Blacks and the Texas Revolution (1835-1836)

As American settlers moved westward in the mid 19tth century they encountered the vast Mexican territory of Texas y Coahuila. Sparsely populated with fertile land, this Mexican territory was attractive to U.S. land speculators, southern plantation owners, and slave traders. Landowners could cultivate cotton, rice, sugar, and other cash crops while land investors could sell their appreciating investments and slave traders would have a new market. Mexico initially welcomed settlement in the sparsely settled region to develop, pacify, and fortify the vast area and ironically to strengthen its claim against possible expansion from the United States.

African Americans in the Texas Revolution TxHM

Texas was particularly attractive to settlers from the American south. These settlers were often slave owners, who wanted to replicate the economic, social, and political systems of the south in Texas. Primarily through the efforts of Vicente Guerrero, the second president of Mexico, and himself of African ancestry, the Mexican constitution of 1829 banned slavery.  Exceptions, however, were made for American settlers in Texas. The Mexican government defined Black workers not as slaves but as “indentured servants for life.” Clarissa, a “girl of color” living near what is now Austin, was forced into a contract on Christmas day, 1833, which made her a servant for 99 years.

Within a decade an English-speaking slave region had been created within the boundaries of Mexico. By 1835, the population of Texas included 30,000 Anglos, 5,000 enslaved Blacks, and 3,400 Tejanos.
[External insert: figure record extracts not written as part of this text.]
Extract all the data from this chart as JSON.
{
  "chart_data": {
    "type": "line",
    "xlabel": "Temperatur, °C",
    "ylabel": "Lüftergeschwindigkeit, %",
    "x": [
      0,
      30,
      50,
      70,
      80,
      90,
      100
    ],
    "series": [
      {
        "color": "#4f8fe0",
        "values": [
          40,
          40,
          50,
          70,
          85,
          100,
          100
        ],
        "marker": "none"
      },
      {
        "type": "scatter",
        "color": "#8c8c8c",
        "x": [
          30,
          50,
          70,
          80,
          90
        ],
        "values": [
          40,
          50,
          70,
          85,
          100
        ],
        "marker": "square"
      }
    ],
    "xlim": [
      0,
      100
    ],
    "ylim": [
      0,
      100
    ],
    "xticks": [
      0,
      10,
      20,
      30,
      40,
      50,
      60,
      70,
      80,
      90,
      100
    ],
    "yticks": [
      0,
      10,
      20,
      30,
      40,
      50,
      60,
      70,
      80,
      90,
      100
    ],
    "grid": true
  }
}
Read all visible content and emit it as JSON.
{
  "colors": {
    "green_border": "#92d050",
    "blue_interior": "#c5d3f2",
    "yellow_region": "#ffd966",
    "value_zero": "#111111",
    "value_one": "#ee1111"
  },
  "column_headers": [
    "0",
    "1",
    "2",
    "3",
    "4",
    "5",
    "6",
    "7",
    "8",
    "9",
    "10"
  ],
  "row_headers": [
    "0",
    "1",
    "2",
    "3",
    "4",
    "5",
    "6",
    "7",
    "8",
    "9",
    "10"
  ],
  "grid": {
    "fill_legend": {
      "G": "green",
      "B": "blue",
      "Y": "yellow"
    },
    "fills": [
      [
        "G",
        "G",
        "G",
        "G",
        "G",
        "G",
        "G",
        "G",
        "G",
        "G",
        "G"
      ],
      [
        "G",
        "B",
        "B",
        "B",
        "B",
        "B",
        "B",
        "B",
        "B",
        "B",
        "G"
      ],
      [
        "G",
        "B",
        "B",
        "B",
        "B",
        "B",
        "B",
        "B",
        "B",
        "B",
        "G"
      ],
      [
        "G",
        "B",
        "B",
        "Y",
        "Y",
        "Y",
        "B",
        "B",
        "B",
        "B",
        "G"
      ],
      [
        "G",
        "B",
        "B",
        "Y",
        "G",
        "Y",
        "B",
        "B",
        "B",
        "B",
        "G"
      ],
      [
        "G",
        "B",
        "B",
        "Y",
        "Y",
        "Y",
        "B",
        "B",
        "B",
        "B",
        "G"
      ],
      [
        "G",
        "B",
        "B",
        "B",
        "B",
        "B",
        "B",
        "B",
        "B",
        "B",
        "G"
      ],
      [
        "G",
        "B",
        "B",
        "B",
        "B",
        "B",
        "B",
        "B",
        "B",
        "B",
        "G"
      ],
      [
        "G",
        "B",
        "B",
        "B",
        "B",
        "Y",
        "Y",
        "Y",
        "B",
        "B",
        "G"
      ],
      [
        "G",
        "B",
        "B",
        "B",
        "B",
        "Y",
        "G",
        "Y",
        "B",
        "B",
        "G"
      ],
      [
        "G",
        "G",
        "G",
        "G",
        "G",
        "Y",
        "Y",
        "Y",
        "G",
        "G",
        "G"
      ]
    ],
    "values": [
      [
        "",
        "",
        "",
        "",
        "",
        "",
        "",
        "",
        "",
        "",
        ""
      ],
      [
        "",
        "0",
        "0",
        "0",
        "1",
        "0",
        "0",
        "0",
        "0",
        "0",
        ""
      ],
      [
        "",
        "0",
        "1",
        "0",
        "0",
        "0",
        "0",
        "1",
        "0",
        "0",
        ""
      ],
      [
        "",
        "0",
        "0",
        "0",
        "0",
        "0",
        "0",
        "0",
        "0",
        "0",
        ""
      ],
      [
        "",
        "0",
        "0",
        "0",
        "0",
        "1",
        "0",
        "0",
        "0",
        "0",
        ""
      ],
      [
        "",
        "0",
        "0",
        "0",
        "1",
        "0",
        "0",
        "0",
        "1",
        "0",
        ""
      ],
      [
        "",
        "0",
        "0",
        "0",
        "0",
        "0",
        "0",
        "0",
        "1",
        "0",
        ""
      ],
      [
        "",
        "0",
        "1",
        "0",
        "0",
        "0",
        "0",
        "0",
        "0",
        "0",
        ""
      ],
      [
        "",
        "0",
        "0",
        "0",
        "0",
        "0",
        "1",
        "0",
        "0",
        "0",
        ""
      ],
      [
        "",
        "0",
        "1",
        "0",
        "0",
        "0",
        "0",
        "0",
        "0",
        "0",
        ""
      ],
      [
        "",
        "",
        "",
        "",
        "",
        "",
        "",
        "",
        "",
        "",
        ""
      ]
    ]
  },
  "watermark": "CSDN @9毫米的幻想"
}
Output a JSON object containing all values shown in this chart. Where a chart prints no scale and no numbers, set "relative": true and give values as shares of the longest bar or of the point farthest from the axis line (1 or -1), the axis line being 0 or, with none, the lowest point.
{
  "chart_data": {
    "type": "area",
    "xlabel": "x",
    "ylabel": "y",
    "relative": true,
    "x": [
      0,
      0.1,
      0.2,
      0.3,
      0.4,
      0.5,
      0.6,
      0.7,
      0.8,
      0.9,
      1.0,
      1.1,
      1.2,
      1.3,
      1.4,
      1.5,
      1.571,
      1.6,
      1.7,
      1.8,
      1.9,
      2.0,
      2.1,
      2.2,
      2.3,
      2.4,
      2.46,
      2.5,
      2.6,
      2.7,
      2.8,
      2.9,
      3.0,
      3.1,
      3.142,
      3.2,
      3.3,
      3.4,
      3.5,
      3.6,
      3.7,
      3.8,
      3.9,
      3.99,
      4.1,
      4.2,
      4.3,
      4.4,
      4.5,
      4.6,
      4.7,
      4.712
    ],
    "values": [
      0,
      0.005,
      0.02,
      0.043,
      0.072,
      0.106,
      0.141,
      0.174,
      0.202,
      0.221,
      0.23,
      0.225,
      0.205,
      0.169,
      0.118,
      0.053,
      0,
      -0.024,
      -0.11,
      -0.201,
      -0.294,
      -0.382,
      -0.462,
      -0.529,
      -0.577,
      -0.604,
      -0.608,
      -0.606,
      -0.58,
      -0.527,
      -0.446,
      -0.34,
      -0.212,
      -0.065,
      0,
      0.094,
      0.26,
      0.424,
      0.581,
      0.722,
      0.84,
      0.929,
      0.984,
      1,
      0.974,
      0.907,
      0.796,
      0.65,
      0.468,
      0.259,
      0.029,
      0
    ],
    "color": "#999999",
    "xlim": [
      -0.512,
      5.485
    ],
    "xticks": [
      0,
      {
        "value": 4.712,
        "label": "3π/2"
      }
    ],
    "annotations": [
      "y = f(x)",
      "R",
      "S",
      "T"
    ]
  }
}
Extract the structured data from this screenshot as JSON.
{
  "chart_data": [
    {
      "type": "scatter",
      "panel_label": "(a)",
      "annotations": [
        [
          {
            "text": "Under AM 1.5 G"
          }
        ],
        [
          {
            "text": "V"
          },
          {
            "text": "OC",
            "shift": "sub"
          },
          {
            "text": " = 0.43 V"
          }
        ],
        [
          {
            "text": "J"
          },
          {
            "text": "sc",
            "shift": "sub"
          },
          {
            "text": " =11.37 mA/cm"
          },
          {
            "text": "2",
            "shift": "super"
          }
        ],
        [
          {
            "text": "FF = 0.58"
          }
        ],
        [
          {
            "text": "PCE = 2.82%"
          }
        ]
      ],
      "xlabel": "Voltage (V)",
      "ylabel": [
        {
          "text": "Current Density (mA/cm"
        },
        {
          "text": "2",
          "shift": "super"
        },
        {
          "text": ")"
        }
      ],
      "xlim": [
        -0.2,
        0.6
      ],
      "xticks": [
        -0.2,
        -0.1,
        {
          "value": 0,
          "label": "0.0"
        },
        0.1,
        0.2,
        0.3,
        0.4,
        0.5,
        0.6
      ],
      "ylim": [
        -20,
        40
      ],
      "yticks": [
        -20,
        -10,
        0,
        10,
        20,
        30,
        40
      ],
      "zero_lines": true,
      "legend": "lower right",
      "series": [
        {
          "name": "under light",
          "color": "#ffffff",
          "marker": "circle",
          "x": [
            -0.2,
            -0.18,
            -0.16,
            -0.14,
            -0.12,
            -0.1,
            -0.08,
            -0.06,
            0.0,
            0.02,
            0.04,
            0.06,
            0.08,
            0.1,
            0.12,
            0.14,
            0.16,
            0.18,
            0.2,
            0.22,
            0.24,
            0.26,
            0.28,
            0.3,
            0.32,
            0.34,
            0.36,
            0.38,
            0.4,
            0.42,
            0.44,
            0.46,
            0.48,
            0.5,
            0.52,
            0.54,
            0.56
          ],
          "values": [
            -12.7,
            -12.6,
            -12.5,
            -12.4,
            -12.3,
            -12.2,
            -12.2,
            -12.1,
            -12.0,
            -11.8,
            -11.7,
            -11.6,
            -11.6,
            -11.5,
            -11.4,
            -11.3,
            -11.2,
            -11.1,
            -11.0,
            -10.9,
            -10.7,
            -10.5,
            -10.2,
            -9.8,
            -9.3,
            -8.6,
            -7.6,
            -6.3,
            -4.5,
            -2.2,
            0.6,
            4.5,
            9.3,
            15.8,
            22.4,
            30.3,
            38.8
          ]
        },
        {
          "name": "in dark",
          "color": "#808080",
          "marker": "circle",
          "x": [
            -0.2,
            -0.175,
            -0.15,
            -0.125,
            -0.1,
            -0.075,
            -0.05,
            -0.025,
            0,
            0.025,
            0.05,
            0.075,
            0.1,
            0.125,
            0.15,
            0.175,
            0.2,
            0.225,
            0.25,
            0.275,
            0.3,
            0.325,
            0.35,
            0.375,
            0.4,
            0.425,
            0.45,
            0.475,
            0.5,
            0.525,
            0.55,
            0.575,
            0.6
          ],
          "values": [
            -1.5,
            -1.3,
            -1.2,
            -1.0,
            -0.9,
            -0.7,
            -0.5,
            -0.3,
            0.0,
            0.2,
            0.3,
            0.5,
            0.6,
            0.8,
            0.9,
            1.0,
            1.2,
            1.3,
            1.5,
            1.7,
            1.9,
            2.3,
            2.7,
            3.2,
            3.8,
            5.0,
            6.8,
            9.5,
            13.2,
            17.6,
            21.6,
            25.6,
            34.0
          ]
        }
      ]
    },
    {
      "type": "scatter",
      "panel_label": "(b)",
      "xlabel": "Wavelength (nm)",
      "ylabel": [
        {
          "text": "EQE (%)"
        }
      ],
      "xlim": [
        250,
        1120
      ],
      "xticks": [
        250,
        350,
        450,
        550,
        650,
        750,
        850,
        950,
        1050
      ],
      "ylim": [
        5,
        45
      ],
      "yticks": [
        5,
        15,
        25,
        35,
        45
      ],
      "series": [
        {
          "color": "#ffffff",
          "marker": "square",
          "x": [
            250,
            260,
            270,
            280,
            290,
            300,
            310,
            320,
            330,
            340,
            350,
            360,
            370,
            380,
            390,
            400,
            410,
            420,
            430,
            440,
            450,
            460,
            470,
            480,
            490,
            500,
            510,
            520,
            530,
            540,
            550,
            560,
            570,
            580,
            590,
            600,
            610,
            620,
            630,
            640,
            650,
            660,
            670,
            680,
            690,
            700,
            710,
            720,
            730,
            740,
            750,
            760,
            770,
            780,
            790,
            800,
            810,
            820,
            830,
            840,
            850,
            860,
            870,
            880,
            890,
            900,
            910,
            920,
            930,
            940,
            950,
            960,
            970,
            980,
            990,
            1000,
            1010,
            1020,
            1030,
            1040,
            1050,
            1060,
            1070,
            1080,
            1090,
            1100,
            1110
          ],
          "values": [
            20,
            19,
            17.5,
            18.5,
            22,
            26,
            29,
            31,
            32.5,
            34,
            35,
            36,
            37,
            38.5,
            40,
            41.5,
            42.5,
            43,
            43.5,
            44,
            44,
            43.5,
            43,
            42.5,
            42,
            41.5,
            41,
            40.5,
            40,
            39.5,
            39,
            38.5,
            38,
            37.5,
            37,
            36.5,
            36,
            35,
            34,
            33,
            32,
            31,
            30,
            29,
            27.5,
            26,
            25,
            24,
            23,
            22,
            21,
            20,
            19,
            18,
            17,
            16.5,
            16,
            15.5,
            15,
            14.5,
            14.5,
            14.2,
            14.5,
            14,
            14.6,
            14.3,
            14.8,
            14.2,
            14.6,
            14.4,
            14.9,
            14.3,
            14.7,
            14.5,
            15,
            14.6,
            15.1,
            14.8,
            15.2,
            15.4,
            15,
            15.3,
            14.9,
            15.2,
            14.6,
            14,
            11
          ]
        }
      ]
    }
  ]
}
The Alamo Mission (soon to become famous in Texas history) was used as a slave market.

By the mid-1830s the Mexican government grew suspicious of the growing number of English-speaking American settlers and their slaves residing in Texas and began restricting emigration from the United States. Many Mexicans (and Black slaves) wanted slavery to be abolished in Texas as it was in the other parts of Mexico. American settlers often held racist views toward Mexicans and resented being governed by brown, Spanish speaking Catholics.  These conflicting views about slavery and race put Anglo Texans and the Mexican government on a collision course.

William B. Travis and Joe Travis at the Alamo (public domain)
William B. Travis and Joe Travis at the Alamo (public domain)

Conventions held by the Texas colonists in 1832 and 1833 resulted in resolutions petitioning the Mexican government for the establishment of a Texas state separate from Coahuila and for the repeal of the new law preventing Anglo-American immigration into Texas. By 1835 fighting broke out between Mexican forces and American colonists. The Republic of Texas declared its independence from Mexico on March 2, 1836, and was recognized by United States the following year.

As General Santa Ana’s Army marched north to Texas to put down this rebellion, the central government in Mexico City declared that “the philanthropy of the Mexican nation had already freed the slaves” and said they had “the liberty to go to any point on the globe that appeals to them” or to “remain in Texas or another part of Mexico.”

Once the fighting broke out many enslaved people fled north, west, or south to freedom. Others joined the Mexican army. To many of the 5,000 enslaved people, the Mexican army brought liberation.

About 150 Blacks supported the Texas revolution. Some were promised land, others held grievances against Mexico, and some had personal reasons for supporting Texan independence.  Samuel McCullough, Jr. a Black man, was the first rebel to shed blood for an independent Texas.  Joe Travis, the bondservant of Col. William Travis, one of the co-commanders at the Alamo, was one of the few survivors of that battle.

Once Texas became independent, the new constitution written in 1836 endorsed slavery and opposed rights for people of color or women. Citizenship was open to all except Africans, descendants of Africans, and Indians. That constitution also made it illegal for slave owners to emancipate their slaves and stated that no person could be prevented from bringing slaves into Texas.

The Republic of Texas ceased to exist when Texas joined the United States as the 28th state on December 29, 1845. Once Texas was admitted as a slave state, the enslaved population grew rapidly. Twenty years later, at the end of the American Civil War on June 19, 1865, 250,000 enslaved people were finally emancipated in Texas.